To counterbalance the intense dark fantasy of Pan’s Labyrinth, I decided to rewatch The Director’s Cut of the Chronicles of Riddick, starring Vin Diesel, Colm Feore, Thandie Newton, Linus Roache, and Karl Urban and featuring Judi Dench.
The greatest strength of this movie is its weakness, and why it failed at the box office, is that the movie attempts to create a sui generis science fiction space opera world which owes little, if anything, to the existing Space Opera worlds out there. Pitch Black, while a nominal precursor to the movie, did not really engage in world building, and in fact COR does deconstruct a bit of the assumptions of that movie. And, starting a world from scratch, the movie rises and falls on the strength of that world building.

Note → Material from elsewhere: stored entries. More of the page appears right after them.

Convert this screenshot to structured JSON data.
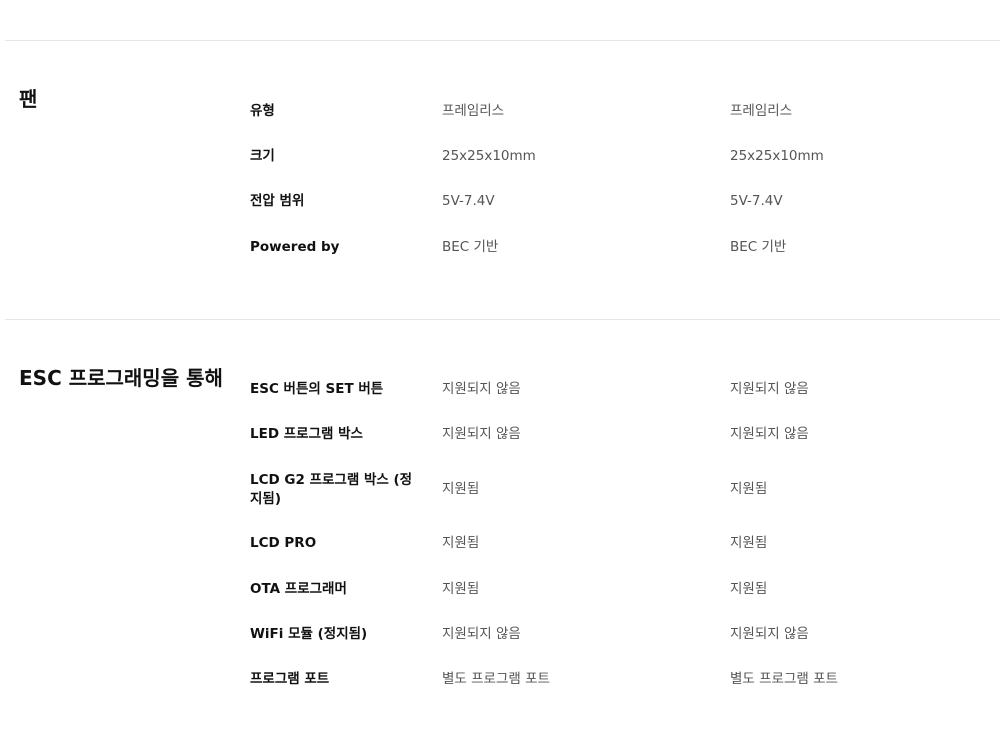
{
  "sections": [
    {
      "title": "팬",
      "rows": [
        {
          "label": "유형",
          "v1": "프레임리스",
          "v2": "프레임리스"
        },
        {
          "label": "크기",
          "v1": "25x25x10mm",
          "v2": "25x25x10mm"
        },
        {
          "label": "전압 범위",
          "v1": "5V-7.4V",
          "v2": "5V-7.4V"
        },
        {
          "label": "Powered by",
          "v1": "BEC 기반",
          "v2": "BEC 기반"
        }
      ]
    },
    {
      "title": "ESC 프로그래밍을 통해",
      "rows": [
        {
          "label": "ESC 버튼의 SET 버튼",
          "v1": "지원되지 않음",
          "v2": "지원되지 않음"
        },
        {
          "label": "LED 프로그램 박스",
          "v1": "지원되지 않음",
          "v2": "지원되지 않음"
        },
        {
          "label": "LCD G2 프로그램 박스 (정지됨)",
          "v1": "지원됨",
          "v2": "지원됨"
        },
        {
          "label": "LCD PRO",
          "v1": "지원됨",
          "v2": "지원됨"
        },
        {
          "label": "OTA 프로그래머",
          "v1": "지원됨",
          "v2": "지원됨"
        },
        {
          "label": "WiFi 모듈 (정지됨)",
          "v1": "지원되지 않음",
          "v2": "지원되지 않음"
        },
        {
          "label": "프로그램 포트",
          "v1": "별도 프로그램 포트",
          "v2": "별도 프로그램 포트"
        }
      ]
    }
  ]
}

The director’s cut does a lot better at this than the original theatrical cut (which I did see in the theater). In point of fact, upon finishing the movie in the theater, I was quite unhappy with the film. The director’s cut solves many of these sins, making the background of Riddick’s life and why he is important, far clearer. It makes it a stronger film overall.
As far as the movie itself, its basic Space Opera in a pulp mode. A theocratic militaristic wave of “Necromongers” seek to travel to a world beyond this universe, by converting or wiping out all life in this one. And to combat this evil, only another evil, the amoral and physically talented Riddick, can stand against their military and spiritual might. The movie mainly eschews too much consistency of plot in favor of action. And the movie, grounded in the action virtues that made Pitch Black a success, does do quite well with fight scenes.
Another strong point are the visuals. From gritty prisons to the baroque architecture of the Necromonger ships and weaponry,to the attention paid to costumes, the movie is full of eye candy that is entertaining to watch amd its eye candy you haven’t seen before. It doesn’t look like a rip off of Star Wars OR Star Trek and doesn’t want to be, and I admire that about the movie. Originality in movies is a rare bird indeed and while some aspects of the movie are old conventions by definition, the movie does at least give an attempt at originality.
As far as the actors, they mostly do a good job. I particularly like Thandie Newton’s Dame Vaako, a straight up Lady Macbeth wife to Urban’s Lord Vaako who pushes her husband to supplant Colm Feore’s obsessed Lord Marshal. Judi Dench has a pivotal role as an “Elemental”. There is definitely the sense in the different kinds of humans that there are many varieties of humans, many ways of being human in this world. It is only when one of these races seeks to dominate and destroy the others that the complex tapestry of human civilization seems poised to circle the drain.
I do like the director’s cut enough to own it.